Topic on Project:Support desk

Problem with Umlaut after Upgrade to MW_1.31.1

7
Summary by Alfredo1066

Filezilla must be forced to use utf8 as charset when communicating with server.

Alfredo1066 (talkcontribs)

Hi,

after upgrading from 1.26.3 to 1.31.1 links to files with umlauts in the filename are broken and I can't call up the file even though it is present in the images-directory.

When the link to that specific file is in a page whose name also contains an umlaut the page name is also distorted in the 404 error message. For example, an ü is shown as %C%BC.

My wiki's language is German, and the following are set in LocalSettings.php:

  • $wgShellLocale = "de_DE.utf8";
  • $wgLanguageCode = "de";

The following software is installed:

  • PHP: 7.2.10-he.0 (apache2handler)
  • MySQL: 5.6.37-82.2-log
  • ICU: 52.1

MW_1.26.3 ran with PHP 5.6 and everything worked fine.

Any ideas?

Bawolff (talkcontribs)

Its probably not relavent anymore, but older versions of php had lots of problems with this on windows, so is your server on windows?


> For example, an ü is shown as %C%BC.

This is very weird. %C3%BC is how to correctly encode a ü. I'm not sure how the 3 could be stripped. Maybe check your rewrite rules, and if you have any weird apache modules installed that do weird stuff.

If available, please post a link to your site.

Alfredo1066 (talkcontribs)

Thanks for your reply. No, the wiki is not on Windows, it runs on a unix-environment. The wiki is private, so unfortunately I can't post a link.

My feeling is that this is more of a problem with the database. In LocalSettings.php the following is set:

  • $wgDBprefix = "";
  • $wgDBTableOptions = "ENGINE=MyISAM, DEFAULT CHARSET=binary";
  • $wgDBmysql5 = false;

Collation in the database is binary except for the searchindex, where it is latin1_german2_ci.

As far as I know, latin1 is a subset of utf8, but could this inconsistency be the source of my troubles? And if so, how do I get about it?

Or is the engine (myisam) causing problems. As of MW_1.30 the default engine is now InnoDB. Should I change this too?

Bawolff (talkcontribs)

So changing the charset in a DB can cause encoding problem (Usually binary is the best, it doesn't really matter whether its binary or utf8 though, just if you convert between one or the other its easy to do it wrong and cause others. Normally though, if its a conversion isse though, usually its not quite what you describe, but would be the utf8 bytes being convertered to what the utf8 points for the latin1 code points equivalent, which isn't exactly what you describe.

But if you want to check things, you could maybe look at what img_name field in the image table and page_title in your page table in your db looks like to see if its correct.

My main guess would really be something in the webserver and/or some sort of proxy server issue.

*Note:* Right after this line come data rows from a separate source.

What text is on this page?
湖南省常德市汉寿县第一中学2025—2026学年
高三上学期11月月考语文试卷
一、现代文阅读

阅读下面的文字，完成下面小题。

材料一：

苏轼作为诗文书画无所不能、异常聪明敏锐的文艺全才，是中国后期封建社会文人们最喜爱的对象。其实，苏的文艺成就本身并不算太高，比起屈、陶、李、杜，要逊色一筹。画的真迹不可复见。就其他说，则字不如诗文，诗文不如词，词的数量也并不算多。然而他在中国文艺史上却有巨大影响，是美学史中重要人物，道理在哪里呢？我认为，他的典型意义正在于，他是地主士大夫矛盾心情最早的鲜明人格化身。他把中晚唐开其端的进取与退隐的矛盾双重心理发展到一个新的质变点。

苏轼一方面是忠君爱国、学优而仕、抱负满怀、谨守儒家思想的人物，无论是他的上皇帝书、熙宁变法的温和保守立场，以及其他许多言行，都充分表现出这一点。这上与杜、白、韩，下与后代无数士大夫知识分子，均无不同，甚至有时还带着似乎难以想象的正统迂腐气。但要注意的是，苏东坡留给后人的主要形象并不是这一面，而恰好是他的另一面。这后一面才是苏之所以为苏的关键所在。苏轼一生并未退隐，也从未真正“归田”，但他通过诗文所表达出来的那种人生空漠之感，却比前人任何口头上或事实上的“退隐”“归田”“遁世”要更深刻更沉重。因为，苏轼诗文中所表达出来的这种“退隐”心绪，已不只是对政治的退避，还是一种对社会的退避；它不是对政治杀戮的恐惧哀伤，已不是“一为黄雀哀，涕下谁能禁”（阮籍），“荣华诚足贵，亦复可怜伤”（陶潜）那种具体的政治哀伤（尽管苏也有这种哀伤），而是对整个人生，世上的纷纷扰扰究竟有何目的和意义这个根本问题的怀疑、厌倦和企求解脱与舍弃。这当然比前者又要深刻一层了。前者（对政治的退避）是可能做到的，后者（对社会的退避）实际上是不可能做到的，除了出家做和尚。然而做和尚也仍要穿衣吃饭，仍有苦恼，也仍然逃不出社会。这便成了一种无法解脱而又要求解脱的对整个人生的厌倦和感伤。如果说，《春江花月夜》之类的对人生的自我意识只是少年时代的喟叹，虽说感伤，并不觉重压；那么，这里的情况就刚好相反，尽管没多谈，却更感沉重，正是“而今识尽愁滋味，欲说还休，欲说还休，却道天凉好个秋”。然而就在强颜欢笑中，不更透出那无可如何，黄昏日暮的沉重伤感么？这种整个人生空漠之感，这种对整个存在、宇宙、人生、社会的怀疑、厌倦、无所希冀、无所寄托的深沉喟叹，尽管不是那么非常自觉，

MyISAM vs InnoDB shouldn't affect this. InnoDB is reccomended though. It has better performance under load, and its more reliable (If your computer looses power or whatever).

2001:16B8:10C2:3B00:39BB:A6CD:552A:AD56 (talkcontribs)

If the searchindex table is the only table, which is not binary, then adjusting this from latin1 to utf8 should be fairly simple:

  • You can TRUNCATE the table with this MySQL query: TRUNCATE searchindex;
  • Then convert the empty table to utf8: ALTER TABLE searchindex CONVERT TO CHARACTER SET utf8;
  • Finally run the maintenance script rebuildtextindex.php to fill it again.

(I think however that this should not influence the umlaut problem you are having.)

This post was hidden by 2001:16B8:1043:A900:DC3D:6FDA:B3D0:C503 (history)
Alfredo1066 (talkcontribs)

Thank you both for helping out.

It turned out that the problem arose because of Filezilla using the wrong charset. Once I forced Filezilla to use utf8 when communicating with my server (the wiki resides on a shared host), I was able to call up the file with the umlaut in its name. So, using utf8, I downloaded the whole of the image-directory of mw_1.26.3 and then uploaded all files into the new image-directory of mw_1.31.1.

I also cleaned the searchindex table by downloading it and then manually changing (notepad++) funny chars into umlauts. But, as you both suggested, this had no effect on the principal problem.

There is one weird behaviour still present: I get randomly logged out when editing. Initially I thought it related to the problem of this query, but not so.